If \((\mathrm{x} - 3)(2\mathrm{x} + \mathrm{p}) = 2\mathrm{x}^2 + \mathrm{qx} - 15\), and q = -1, what is the value...
GMAT Advanced Math : (Adv_Math) Questions
If \((\mathrm{x} - 3)(2\mathrm{x} + \mathrm{p}) = 2\mathrm{x}^2 + \mathrm{qx} - 15\), and \(\mathrm{q} = -1\), what is the value of \(\mathrm{p}\)?
1. SIMPLIFY the left side by expanding
- We need to multiply out \((\mathrm{x} - 3)(2\mathrm{x} + \mathrm{p})\) using the distributive property:
- First: \(\mathrm{x} \times (2\mathrm{x} + \mathrm{p}) = 2\mathrm{x}^2 + \mathrm{px}\)
- Then: \(-3 \times (2\mathrm{x} + \mathrm{p}) = -6\mathrm{x} - 3\mathrm{p}\)
- Combine: \(2\mathrm{x}^2 + \mathrm{px} - 6\mathrm{x} - 3\mathrm{p} = 2\mathrm{x}^2 + (\mathrm{p} - 6)\mathrm{x} - 3\mathrm{p}\)
2. INFER the coefficient matching strategy
- Since we have: \(2\mathrm{x}^2 + (\mathrm{p} - 6)\mathrm{x} - 3\mathrm{p} = 2\mathrm{x}^2 + \mathrm{qx} - 15\)
- For these polynomials to be equal, their coefficients must match term by term
- This gives us two equations to work with
3. SIMPLIFY to find p using the x-coefficient
- Coefficient of x: \((\mathrm{p} - 6) = \mathrm{q} = -1\)
- Solve: \(\mathrm{p} - 6 = -1\)
- Therefore: \(\mathrm{p} = 5\)
4. INFER verification using the constant term
- As a check: constant terms must also match
- We have: \(-3\mathrm{p} = -15\)
- This gives: \(\mathrm{p} = 5\) ✓
Answer: D) 5
Why Students Usually Falter on This Problem
Most Common Error Path:
Weak SIMPLIFY execution: Students make algebraic errors when expanding \((\mathrm{x} - 3)(2\mathrm{x} + \mathrm{p})\), particularly when distributing the -3 or combining like terms. For example, they might get \(2\mathrm{x}^2 + \mathrm{px} - 6\mathrm{x} + 3\mathrm{p}\) instead of \(2\mathrm{x}^2 + \mathrm{px} - 6\mathrm{x} - 3\mathrm{p}\), missing the negative sign on \(3\mathrm{p}\).

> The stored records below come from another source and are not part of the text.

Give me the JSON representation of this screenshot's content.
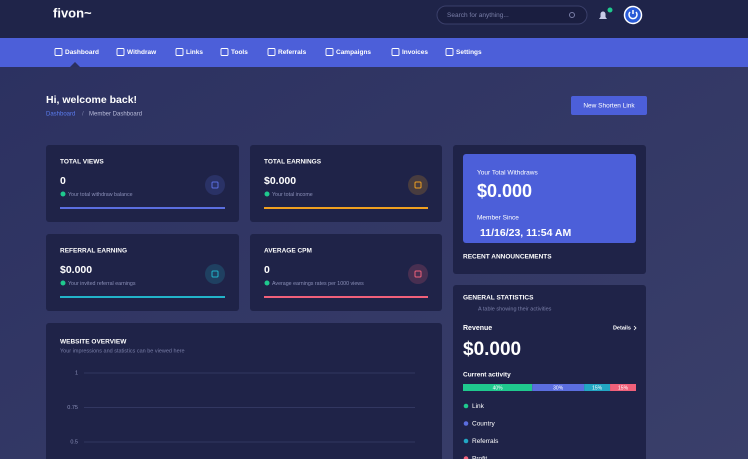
{
  "header": {
    "logo": "fivon~",
    "search_placeholder": "Search for anything..."
  },
  "nav": [
    "Dashboard",
    "Withdraw",
    "Links",
    "Tools",
    "Referrals",
    "Campaigns",
    "Invoices",
    "Settings"
  ],
  "page": {
    "greeting": "Hi, welcome back!",
    "breadcrumb": [
      "Dashboard",
      "Member Dashboard"
    ],
    "button": "New Shorten Link"
  },
  "stats": [
    {
      "title": "TOTAL VIEWS",
      "value": "0",
      "note": "Your total withdraw balance",
      "color": "#5b6ee0"
    },
    {
      "title": "TOTAL EARNINGS",
      "value": "$0.000",
      "note": "Your total income",
      "color": "#f0a020"
    },
    {
      "title": "REFERRAL EARNING",
      "value": "$0.000",
      "note": "Your invited referral earnings",
      "color": "#22b3c9"
    },
    {
      "title": "AVERAGE CPM",
      "value": "0",
      "note": "Average earnings rates per 1000 views",
      "color": "#f0607a"
    }
  ],
  "withdraw_card": {
    "label": "Your Total Withdraws",
    "value": "$0.000",
    "member_label": "Member Since",
    "member_date": "11/16/23, 11:54 AM"
  },
  "announcements": {
    "title": "RECENT ANNOUNCEMENTS"
  },
  "overview": {
    "title": "WEBSITE OVERVIEW",
    "subtitle": "Your impressions and statistics can be viewed here",
    "yticks": [
      1,
      0.75,
      0.5
    ]
  },
  "general": {
    "title": "GENERAL STATISTICS",
    "subtitle": "A table showing their activities",
    "revenue_label": "Revenue",
    "details": "Details",
    "revenue": "$0.000",
    "activity_label": "Current activity",
    "segments": [
      {
        "name": "Link",
        "value": 40,
        "label": "40%",
        "color": "#1fc98e"
      },
      {
        "name": "Country",
        "value": 30,
        "label": "30%",
        "color": "#5b6ee0"
      },
      {
        "name": "Referrals",
        "value": 15,
        "label": "15%",
        "color": "#22a7c4"
      },
      {
        "name": "Profit",
        "value": 15,
        "label": "15%",
        "color": "#f0607a"
      }
    ]
  }
}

This leads to incorrect coefficient equations like \((\mathrm{p} - 6) = -1\) but \(3\mathrm{p} = -15\), giving contradictory values for p. This causes confusion and often leads to guessing among the answer choices.
Second Most Common Error:
Poor INFER reasoning: Students correctly expand but don't recognize they need to match coefficients systematically. Instead, they might try to substitute specific x-values or use other inefficient approaches.
This may lead them to select Choice A (-5) if they incorrectly think p = q, or get stuck and guess randomly.
The Bottom Line:
This problem tests whether students can execute polynomial multiplication accurately and recognize the fundamental principle that equal polynomials have equal coefficients. The algebra must be precise, as small errors cascade through the solution.